Il est vrai que toutes les lettres de Millet débordent de l'aveu des difficultés, mais il ajoute aussitôt j'ai tout de même fait ceci ou cela et il fait alors allusion à ce qu'il voudrait faire à tout prix, et il y arrive en fait.
Je trouve que G. Bilders écrit trop souvent des phrases comme celle-ci : j'ai eu le cafard cette semaine et j'ai barbouillé - j'ai assisté à tel concert ou à telle comédie et j'en suis revenu encore plus cafardeux. Ce qui me frappe dans Millet c'est cette simple phrase : il faut tout de même que je fasse ceci ou ça.
Malgré le ton spirituel, tout cela m'ennuie; j'ai plus de respect pour les difficultés d'ordre privé de Millet, qui dit: il faut tout de même de la soupe pour les enfants, sans parler de manillas pointus ni d'autres amusements.

301
Théo, dépenser plus d'argent qu'on n'en reçoit n'est pas bien, mais à choisir entre interrompre le travail et le continuer, je choisis de travailler jusqu'au bout.
Millet et d'autres précurseurs ont persévéré sans craindre l'huisier, quelque uns ont même été en prison, ou ils ont dû chercher un gîte à gauche ou à droite, mais ils n'ont jamais interrompu leur travail, autant que je sache.
Quand à mes difficutés, ce n'est qu'un début, car j'en vois surgir en foule dans le lointain comme une grande ombre noire; cette pensée entrave parfois mon travail.

332
Il existe ici des spécimens singuliers de pasteurs dissidents, qui ont des gueules de cochon et portent des bicornes. On rencontre également beaucoup de juifs qui adoptent une attitude éxécrable, quand on les distingue parmi les individus à la Millet, dans la bruyère naïve et mélancolique. Por le reste, ils sont tout à fait vrais; j'ai voyagé en compagnie d'une bande de juifs qui discutaient théologie avec quelques paysans. On serait tenté de se demander comment des choses aussi absurdes sont possibles dans un pays comme celui-ci...

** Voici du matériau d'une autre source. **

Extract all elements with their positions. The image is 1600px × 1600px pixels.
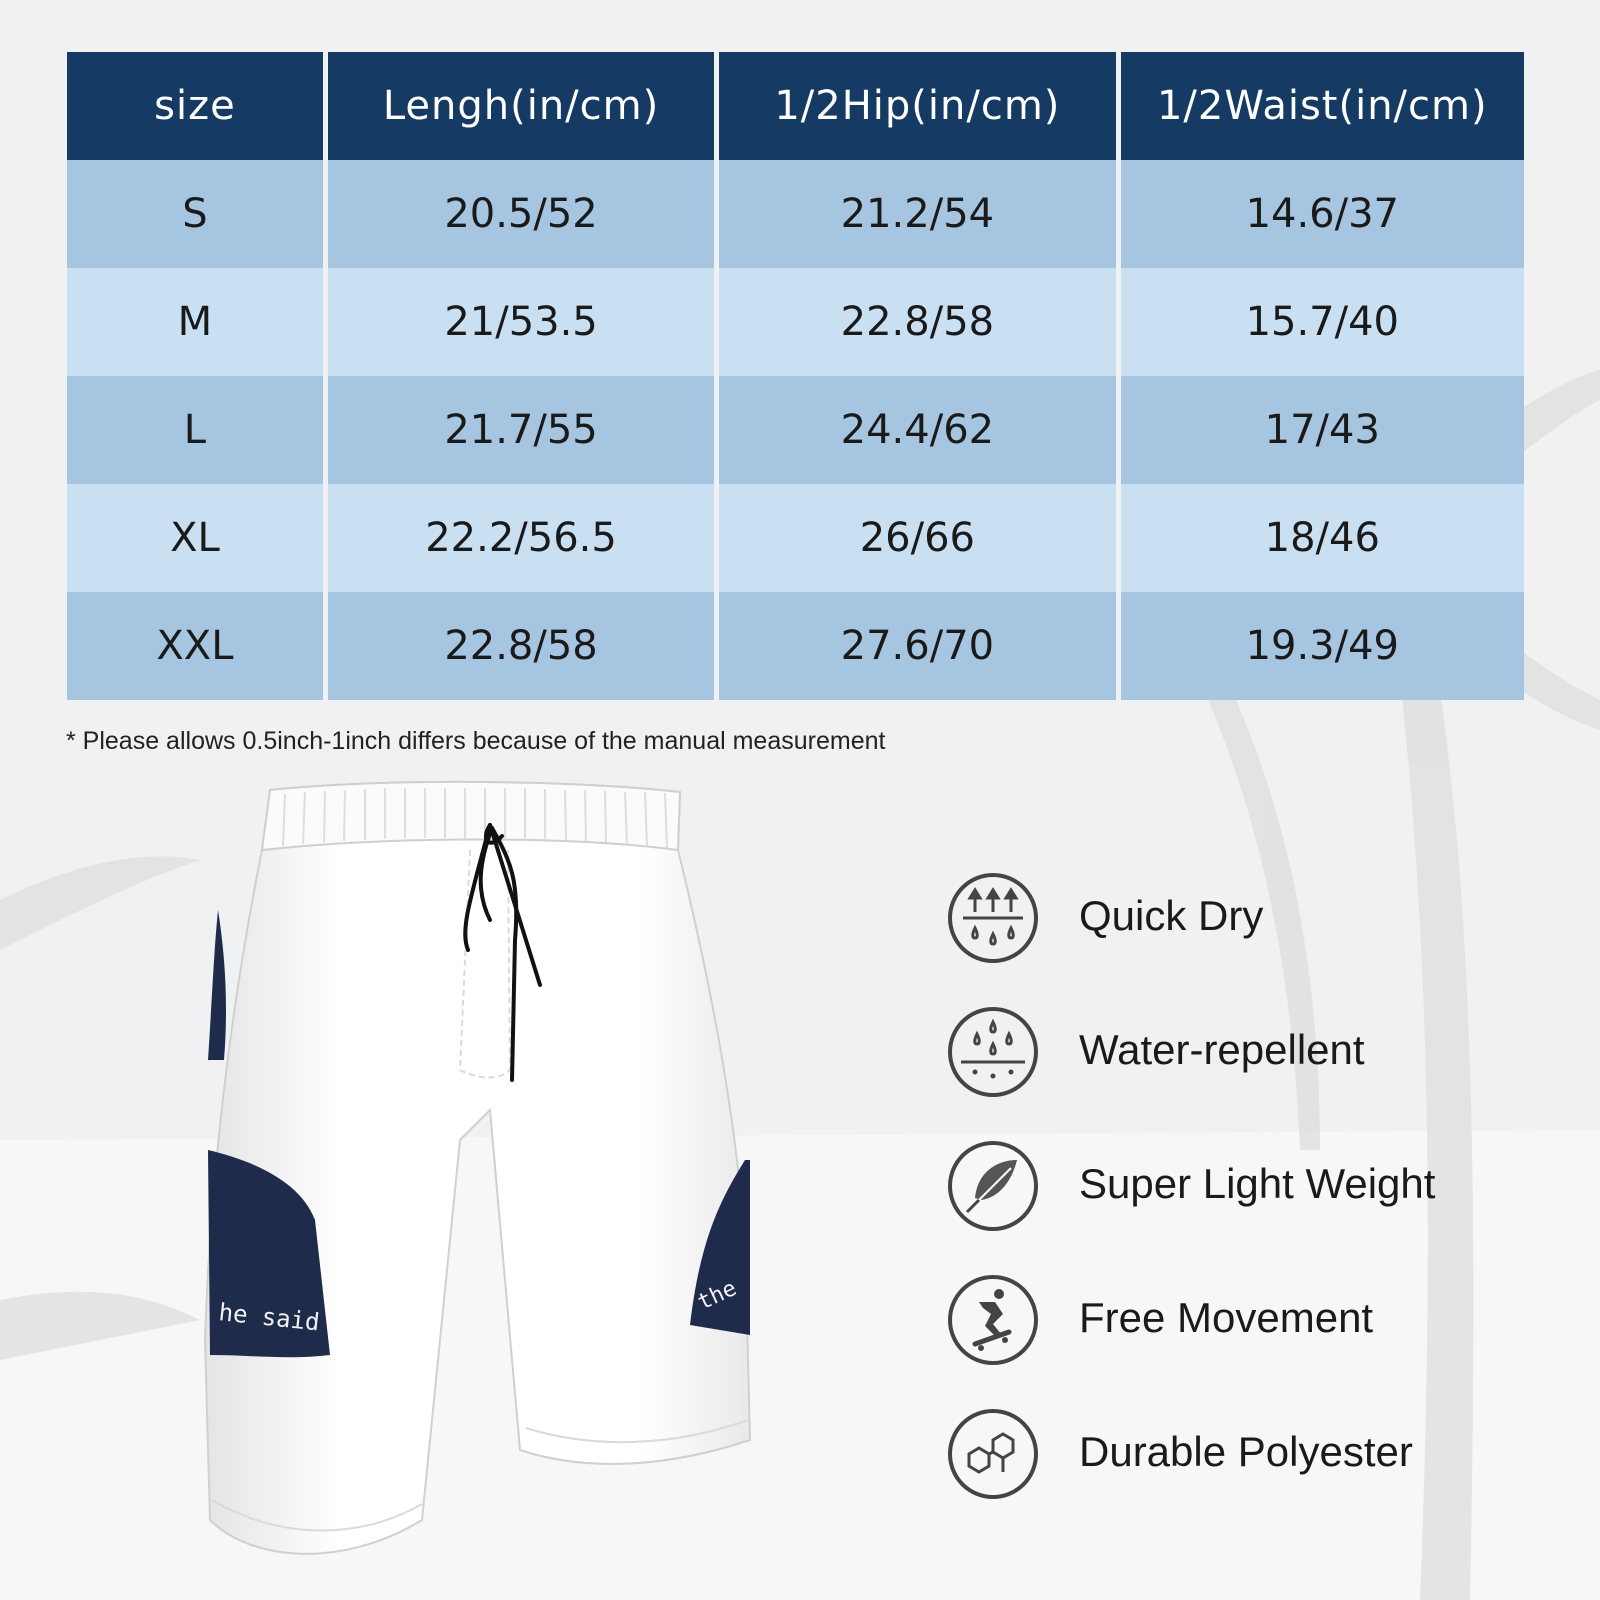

Arles 21 février 1888 - 6 mai 1889
520
C'est la bonne chaleur qui me rend mes forces, et certes je n'ai pas tort d'aller maintenant dans le midi, au lieu d'attendre jusqu'à ce que le mal fût irréparable. Oui je me porte aussi bien que les autres hommes maintenant, ce que je n'ai pas eu que momentanément à Nuenen par exemple , et cela n'est pas désagréable. Par les autres hommes j'entends un peu les terrassiers grévistes, le père Tanguy, le père Millet, les paysans; si l'on se porte bien il faut pouvoir vivre d'un morceau de pain, tout en travaillant toute la journée, et en ayant encore la force de fumer et de boire son verre, il faut ça dans ces conditions. Et sentir néanmoins les étoiles et l'infini en haut clairement. Ah! ceux qui ne croient pas au soleil d'ici sont bien impies.

600
Quelle histoire que cette vente Sécretan! Cela me fait toujours plaisir que les Millet se tiennent. Mais combien désirerais-je voir davantage de bonnes reproductions de Millet, pour que cela aille au peuple.
L'oeuvre est surtout sublime considérée dans son ensemble et de plus cela deviendra difficile de s'en faire une idée, alors que les tableaux se dispersent.

605
Pour réussir, pour avoir prospérité qui dure, il faut avoir un autre tempérament que le mien, je n'en ferai jamais ce que j'aurais pu et dû vouloir et poursuivre.
Mais je ne peux vivre, ayant si souvent le vertige, que dans une situation de quatrième, cinquième rang. Alors que je sens bien la valeur et l'originalité et la supériorité de Delacroix, de Millet par exemple, alors je me fais fort de dire : Oui, je peux quelque chose. Mais il me faut avoir une base dans ces artistes-là, et puis reproduire le peu dont je suis capable dans le même sens.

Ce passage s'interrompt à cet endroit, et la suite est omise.